Lindos arranjos com lírios brancos, envoltos em laçarotes perolados com puxados de véus
brancos no mesmo tom, enfeitavam belos vasos de porcelanas que ficavam sobre as colunas, em
estilo romano de pequeno porte, que formavam um corredor e se ligavam, uma à outra, pelos
laços do enfeite.
No centro desse corredor, um tapete de veludo vermelho beijava a verde
relva, agraciando-a lindamente como um toque especial.

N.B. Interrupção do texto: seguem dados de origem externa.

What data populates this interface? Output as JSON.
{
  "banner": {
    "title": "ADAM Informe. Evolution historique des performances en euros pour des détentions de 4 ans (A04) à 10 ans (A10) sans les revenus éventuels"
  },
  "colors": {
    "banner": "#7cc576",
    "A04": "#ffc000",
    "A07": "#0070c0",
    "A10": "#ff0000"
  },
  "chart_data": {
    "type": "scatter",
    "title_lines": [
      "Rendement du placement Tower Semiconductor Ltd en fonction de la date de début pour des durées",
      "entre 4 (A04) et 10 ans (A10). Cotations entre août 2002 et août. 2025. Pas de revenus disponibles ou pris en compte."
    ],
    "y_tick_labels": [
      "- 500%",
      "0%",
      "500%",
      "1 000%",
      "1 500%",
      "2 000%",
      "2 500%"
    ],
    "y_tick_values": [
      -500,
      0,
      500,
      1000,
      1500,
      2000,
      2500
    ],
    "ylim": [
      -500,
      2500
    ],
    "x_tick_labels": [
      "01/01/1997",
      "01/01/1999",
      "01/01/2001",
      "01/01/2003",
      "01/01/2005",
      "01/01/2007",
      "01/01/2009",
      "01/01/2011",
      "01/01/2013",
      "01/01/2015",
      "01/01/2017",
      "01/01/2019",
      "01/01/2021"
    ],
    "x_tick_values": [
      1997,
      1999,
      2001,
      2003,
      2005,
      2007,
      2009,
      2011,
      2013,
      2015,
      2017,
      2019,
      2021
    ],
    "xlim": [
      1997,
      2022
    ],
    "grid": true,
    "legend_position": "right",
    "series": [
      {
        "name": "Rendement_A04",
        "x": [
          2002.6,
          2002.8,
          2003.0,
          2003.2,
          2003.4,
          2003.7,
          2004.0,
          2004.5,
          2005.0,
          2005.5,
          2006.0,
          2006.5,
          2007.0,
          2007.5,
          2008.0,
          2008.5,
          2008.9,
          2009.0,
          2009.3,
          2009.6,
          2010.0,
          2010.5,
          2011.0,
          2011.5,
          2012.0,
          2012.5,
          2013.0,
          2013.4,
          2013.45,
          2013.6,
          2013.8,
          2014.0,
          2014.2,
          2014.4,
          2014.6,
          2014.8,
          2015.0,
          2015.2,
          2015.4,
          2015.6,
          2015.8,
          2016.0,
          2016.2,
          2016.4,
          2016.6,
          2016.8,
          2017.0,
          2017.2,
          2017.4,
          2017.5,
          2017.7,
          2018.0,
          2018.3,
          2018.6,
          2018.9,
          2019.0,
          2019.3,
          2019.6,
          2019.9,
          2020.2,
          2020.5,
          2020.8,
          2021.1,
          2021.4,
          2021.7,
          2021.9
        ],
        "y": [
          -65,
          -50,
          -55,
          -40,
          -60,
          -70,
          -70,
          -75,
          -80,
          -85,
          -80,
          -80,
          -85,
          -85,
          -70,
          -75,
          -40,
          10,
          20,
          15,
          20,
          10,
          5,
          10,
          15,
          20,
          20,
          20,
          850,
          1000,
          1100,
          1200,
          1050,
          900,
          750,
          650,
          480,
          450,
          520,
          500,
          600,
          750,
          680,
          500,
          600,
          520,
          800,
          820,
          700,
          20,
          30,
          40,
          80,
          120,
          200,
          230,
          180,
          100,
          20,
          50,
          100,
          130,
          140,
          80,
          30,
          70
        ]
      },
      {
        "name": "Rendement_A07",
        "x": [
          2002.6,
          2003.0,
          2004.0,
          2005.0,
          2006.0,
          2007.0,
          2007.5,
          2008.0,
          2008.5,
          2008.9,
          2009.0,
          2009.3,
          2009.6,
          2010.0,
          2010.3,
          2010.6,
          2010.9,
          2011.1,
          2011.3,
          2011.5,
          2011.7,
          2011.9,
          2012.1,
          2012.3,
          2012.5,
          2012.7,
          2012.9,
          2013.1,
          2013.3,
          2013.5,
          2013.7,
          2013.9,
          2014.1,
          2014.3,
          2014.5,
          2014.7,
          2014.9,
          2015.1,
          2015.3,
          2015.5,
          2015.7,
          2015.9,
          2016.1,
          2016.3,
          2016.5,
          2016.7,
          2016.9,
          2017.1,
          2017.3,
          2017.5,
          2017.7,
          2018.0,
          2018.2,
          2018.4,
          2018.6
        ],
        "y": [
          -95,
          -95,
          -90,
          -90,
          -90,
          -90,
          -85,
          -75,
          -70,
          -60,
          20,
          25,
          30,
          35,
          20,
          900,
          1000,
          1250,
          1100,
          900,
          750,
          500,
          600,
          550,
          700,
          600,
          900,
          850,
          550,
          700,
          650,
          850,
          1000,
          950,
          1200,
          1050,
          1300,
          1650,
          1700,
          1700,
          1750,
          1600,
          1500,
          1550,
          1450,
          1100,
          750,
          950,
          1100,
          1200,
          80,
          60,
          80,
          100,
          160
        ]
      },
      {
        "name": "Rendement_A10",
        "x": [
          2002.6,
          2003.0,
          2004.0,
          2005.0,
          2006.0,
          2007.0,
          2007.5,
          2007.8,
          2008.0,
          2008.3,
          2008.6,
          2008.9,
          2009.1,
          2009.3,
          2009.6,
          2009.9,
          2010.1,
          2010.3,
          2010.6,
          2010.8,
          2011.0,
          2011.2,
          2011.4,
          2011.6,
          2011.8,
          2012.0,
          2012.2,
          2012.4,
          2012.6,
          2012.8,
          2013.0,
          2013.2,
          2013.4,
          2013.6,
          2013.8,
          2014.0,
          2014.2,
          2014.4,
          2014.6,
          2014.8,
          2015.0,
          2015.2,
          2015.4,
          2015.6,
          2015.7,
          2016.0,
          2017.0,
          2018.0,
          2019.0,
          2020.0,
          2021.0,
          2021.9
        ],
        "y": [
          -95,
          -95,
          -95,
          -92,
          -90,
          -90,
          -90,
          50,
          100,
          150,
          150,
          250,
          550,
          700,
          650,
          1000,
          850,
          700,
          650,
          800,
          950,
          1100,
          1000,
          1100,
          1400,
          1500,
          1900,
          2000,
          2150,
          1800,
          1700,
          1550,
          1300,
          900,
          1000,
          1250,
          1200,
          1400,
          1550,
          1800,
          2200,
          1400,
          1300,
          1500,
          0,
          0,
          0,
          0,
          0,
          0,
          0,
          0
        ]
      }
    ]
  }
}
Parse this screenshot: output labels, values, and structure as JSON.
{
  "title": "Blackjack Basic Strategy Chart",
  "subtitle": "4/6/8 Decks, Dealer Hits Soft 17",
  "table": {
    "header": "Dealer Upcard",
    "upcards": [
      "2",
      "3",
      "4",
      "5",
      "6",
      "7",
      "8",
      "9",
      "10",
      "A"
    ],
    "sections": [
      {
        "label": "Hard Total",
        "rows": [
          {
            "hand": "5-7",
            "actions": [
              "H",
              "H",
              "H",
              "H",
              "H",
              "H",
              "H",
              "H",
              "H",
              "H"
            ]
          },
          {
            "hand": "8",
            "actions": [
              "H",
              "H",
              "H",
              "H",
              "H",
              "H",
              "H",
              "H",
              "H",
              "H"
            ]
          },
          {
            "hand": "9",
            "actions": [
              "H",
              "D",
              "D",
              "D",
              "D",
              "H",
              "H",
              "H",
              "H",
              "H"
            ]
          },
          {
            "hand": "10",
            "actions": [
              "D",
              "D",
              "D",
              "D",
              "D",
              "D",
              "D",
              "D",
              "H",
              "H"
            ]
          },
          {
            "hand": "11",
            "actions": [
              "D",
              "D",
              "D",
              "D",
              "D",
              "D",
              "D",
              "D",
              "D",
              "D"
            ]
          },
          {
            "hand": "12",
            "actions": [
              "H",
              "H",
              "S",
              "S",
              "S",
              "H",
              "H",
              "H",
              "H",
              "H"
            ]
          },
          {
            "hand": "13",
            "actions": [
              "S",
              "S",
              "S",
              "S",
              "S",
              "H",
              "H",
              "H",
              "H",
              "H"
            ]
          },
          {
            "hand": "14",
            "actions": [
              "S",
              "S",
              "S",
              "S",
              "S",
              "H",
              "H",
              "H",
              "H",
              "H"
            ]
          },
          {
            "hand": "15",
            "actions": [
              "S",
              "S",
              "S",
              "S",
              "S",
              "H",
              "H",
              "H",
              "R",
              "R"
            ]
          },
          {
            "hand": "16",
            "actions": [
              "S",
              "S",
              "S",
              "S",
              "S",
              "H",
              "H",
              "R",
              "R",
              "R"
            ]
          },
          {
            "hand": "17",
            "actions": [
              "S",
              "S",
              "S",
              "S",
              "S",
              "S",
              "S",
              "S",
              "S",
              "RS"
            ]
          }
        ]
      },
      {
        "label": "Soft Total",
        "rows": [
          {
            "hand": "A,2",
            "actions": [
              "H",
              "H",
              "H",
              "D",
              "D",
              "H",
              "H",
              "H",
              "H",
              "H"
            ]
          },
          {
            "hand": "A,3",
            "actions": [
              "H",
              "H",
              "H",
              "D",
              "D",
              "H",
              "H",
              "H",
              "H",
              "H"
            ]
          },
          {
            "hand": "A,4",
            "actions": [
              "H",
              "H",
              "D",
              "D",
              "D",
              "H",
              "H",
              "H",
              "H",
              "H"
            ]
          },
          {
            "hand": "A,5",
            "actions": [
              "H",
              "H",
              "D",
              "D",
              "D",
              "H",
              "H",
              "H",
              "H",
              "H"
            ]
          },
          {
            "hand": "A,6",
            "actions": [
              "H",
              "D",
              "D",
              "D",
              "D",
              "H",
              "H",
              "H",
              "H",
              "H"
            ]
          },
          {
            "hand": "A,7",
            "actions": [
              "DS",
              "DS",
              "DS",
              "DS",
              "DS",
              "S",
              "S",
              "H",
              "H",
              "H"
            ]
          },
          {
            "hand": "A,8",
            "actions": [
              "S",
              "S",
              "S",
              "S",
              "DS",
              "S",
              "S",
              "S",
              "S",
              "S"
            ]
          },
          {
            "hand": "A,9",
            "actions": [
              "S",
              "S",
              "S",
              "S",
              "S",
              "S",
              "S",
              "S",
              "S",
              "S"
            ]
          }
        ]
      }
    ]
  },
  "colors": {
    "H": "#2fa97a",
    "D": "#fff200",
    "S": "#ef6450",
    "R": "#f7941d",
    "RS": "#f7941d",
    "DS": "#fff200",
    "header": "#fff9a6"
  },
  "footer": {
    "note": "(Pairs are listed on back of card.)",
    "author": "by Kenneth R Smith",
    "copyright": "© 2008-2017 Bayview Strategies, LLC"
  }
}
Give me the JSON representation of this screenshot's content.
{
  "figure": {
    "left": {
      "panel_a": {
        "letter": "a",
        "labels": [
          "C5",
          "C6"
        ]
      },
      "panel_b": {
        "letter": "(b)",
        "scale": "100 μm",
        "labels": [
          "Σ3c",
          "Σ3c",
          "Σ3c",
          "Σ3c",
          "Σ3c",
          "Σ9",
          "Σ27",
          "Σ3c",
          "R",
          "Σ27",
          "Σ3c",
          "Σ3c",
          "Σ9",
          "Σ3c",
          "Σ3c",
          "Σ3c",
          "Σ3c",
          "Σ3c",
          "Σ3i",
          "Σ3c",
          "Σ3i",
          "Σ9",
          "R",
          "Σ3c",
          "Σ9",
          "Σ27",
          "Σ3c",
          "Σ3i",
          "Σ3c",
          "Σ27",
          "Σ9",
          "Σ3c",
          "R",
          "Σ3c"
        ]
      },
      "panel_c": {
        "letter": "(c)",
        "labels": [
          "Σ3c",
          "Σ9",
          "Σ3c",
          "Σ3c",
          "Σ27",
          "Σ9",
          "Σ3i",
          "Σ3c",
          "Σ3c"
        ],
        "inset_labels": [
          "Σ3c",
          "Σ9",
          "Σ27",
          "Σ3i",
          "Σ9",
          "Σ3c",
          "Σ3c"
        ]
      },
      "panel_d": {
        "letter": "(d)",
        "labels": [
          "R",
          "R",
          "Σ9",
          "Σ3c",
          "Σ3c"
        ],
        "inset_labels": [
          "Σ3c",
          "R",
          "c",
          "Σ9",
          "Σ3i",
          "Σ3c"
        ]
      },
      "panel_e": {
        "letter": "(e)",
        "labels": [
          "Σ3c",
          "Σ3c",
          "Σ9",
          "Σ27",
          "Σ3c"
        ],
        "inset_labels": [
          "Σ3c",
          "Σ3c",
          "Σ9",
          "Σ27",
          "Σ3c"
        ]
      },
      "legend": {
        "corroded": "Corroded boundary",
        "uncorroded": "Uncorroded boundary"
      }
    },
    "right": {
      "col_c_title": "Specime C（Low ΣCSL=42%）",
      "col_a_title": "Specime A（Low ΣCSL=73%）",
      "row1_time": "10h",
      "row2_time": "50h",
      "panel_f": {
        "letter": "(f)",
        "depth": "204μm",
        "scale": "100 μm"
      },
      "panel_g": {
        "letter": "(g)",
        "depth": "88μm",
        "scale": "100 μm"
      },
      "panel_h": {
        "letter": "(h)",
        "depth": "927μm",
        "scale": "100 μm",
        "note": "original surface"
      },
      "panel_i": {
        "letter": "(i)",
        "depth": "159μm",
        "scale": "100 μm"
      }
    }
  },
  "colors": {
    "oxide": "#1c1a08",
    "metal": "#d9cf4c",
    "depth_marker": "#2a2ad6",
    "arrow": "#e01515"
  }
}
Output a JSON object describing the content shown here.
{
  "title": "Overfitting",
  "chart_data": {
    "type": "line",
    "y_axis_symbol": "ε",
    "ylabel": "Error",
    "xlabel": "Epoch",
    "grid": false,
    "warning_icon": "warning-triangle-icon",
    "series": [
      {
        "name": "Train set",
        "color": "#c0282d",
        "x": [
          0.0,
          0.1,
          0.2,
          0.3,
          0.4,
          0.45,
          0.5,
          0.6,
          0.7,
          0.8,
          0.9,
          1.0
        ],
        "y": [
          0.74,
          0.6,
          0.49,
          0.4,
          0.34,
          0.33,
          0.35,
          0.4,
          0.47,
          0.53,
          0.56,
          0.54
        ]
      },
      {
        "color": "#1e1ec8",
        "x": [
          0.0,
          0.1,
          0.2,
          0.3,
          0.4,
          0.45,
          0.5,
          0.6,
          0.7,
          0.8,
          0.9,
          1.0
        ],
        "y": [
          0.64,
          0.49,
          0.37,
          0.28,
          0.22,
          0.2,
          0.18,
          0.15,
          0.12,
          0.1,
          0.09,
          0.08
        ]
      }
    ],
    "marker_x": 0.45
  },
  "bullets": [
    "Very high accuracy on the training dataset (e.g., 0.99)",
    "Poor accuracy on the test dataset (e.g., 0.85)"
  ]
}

Ao som de um lindo noturno de Chopin, executado por uma pianista
especialmente contratada pelo senhor Oliveira, o senhor Davi surgiu no
fim do corredor e, com os braços entrelaçados, exibia uma noiva de cada
lado.
Rose e Margarete, por capricho e questão, vestiam-se iguais. Elas
usavam lindos vestidos alvos, bordados à mão com minúsculas pérolas
que compunham o corpete e o barrado.
Flores naturais de laranjeira enfeitavam o arranjo nos longos cabelos das
moças de onde iniciava a grinalda salpicada de pérolas e minúsculas
florezinhas delicadas. Dali, descia com um véu farto, ultrapassando o
barrado do vestido e sobrecaindo na sua longa cauda, que se arrastava
pelo chão.
Um belíssimo buquê natural de lindas orquídeas brancas tremulava nas
mãos das lindas noivas.
Não conseguindo conter a emoção, até porque, por conduzir as noivas,
era-lhe difícil secar as lágrimas, o senhor Davi as deixava rolar em sua
face.
Ele estava encantado com o acontecimento. Realizava um sonho secreto,
até para ele mesmo nos dias atuais.
Era um espetáculo maravilhoso para quem os acompanhou!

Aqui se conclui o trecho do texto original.